Several nursing homes have come under fire for choosing to shelter in place over evacuating during hurricanes that devastated Texas and Florida in August and September.
Two Port Arthur, Texas, nursing homes are currently facing lawsuits from families whose loved ones died during the storms, reports the Associated Press.
“A lot of things went wrong, and went very tragically wrong,” says Chip Ferguson, a lawyer representing the two families.
Also in Texas, a man being evacuated from a Friendswood nursing home during Hurricane Harvey was found dead on a charter bus. Another elderly man died in a Corpus Christi nursing home after the facility chose to shelter in place.
Authorities say it is difficult to determine whether the facilities’ decisions to shelter in place versus evacuate played a role in the deaths. Many older residents at nursing homes or assisted living facilities have underlying medical conditions. Specific criteria also needs to be met in order to be categorized as a storm-related death by local emergency officials.
Study Suggests Shelter in Place Safer than Evacuation
According to the Texas Health Care Association, approximately 4,000 patients in over 160 nursing homes were evacuated before or during Harvey. The other estimated 33,000 patients sheltered in place.
“A greater emphasis has been placed on sheltering in place in recent years, given the challenges and issues that can go with evacuations of this population,” says Kevin Warren, the chief executive officer and president of the association.

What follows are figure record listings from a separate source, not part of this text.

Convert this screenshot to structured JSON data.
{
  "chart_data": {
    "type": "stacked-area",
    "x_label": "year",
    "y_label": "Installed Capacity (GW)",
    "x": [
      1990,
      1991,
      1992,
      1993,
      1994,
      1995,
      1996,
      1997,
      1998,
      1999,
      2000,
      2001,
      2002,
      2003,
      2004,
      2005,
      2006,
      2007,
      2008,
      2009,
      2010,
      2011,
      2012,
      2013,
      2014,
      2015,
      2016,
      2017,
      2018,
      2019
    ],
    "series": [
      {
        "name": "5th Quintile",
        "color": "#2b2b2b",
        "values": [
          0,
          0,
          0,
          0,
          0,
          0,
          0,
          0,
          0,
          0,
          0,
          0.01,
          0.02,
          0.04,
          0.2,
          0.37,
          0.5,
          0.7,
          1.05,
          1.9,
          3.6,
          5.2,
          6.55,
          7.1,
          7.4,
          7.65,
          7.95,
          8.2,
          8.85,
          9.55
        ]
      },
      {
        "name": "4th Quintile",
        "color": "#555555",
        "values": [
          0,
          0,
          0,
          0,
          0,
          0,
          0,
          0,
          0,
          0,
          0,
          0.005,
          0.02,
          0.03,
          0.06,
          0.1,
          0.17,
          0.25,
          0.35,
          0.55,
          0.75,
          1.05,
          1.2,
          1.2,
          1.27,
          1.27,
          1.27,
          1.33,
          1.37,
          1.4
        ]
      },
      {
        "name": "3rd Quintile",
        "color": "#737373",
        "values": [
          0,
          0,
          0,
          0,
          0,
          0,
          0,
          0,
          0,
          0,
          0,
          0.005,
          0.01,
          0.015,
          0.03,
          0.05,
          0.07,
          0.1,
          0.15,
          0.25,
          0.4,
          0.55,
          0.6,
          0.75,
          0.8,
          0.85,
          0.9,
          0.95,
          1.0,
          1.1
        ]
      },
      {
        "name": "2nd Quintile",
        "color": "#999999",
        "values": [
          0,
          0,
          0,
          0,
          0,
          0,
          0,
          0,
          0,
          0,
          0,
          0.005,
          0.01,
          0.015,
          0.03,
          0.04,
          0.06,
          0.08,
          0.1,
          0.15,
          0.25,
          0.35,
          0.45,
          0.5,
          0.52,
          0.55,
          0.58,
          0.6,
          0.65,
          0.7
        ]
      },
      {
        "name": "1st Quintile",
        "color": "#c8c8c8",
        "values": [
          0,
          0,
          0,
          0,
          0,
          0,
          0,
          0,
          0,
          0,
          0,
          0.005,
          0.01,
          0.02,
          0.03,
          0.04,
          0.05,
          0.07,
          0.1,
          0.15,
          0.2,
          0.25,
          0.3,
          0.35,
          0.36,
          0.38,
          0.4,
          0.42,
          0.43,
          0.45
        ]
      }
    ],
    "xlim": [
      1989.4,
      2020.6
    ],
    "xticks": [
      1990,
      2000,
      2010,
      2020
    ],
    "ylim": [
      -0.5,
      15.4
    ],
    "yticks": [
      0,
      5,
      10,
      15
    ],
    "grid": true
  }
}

A study conducted by the University of South Florida’s Center on Aging suggests patients have a higher chance of dying if they are evacuated.
The study found that nursing home patients who were evacuated during a hurricane had a three to five percent higher chance of dying within 90 days and an eight percent higher change of being hospitalized than those who sheltered in place.
Kathryn Hyer, the study’s co-author, says the unpredictability of a hurricane’s path and its hanging conditions are reasons why sheltering in place is the preferred option.
“You shelter in place until you can’t shelter in place,” says Hyer.
Texas Nursing Homes’ Decisions to Shelter in Place Under Investigation
The two Port Arthur nursing homes facing civil suits believed sheltering in place was the right thing to do until the 26 inches of rainfall started to penetrate the building.
Once water began entering the facility, on-site administrators called emergency personnel for assistance. The call came too late as emergency workers were in the midst of responding to similar calls.
The facilities were offered support by the Cajun Navy, a group of volunteers who have access to boats, to help evacuate the residents. The staff declined the offer from the group as they were concerned with releasing weak residents to people without medical training.
The decision to turn down the group’s help was met with much disagreement. In one alleged incident, a member of the Cajun Navy pulled out a gun during argument in which he demanded access to the patients to evacuate them.
Following the two deaths, police seized records as part of a criminal investigation into the initial decision to shelter in place.
In total, 90 complaints have been filed against 53 nursing homes in Texas related to decisions made during Harvey, with the majority claiming patient neglect.
Christine Mann, a spokeswoman for Texas’ Health and Human Services Commission, says the agency is investigating each claim.
14 Florida Nursing Home Patients Die Following Hurricane Irma
In Hollywood, Florida, a nursing home had its license suspended after fourteen patients died in the days and weeks following Hurricane Irma.
The hurricane knocked out air conditioning and power to the facility. At least four of the deceased had body temperatures between 107 and 109 degrees, according to state authorities.
The nursing home was previously cited in 2014 and 2016 for not following generator regulations.
Regulators are currently investigating why administrators did not evacuate its 150 patients to an air conditioned hospital located just across the street.
“As more information has come to light on this egregious situation, this facility absolutely cannot continue to have access to patients,” says Florida Agency for Health Care Administration Secretary Justin Senior. “This facility failed its residents multiple times throughout the horrifying ordeal.”
The owner of the nursing home has filed a lawsuit in Leon County Circuit Court arguing it followed an emergency plan overseen by Broward County during preparations for Irma.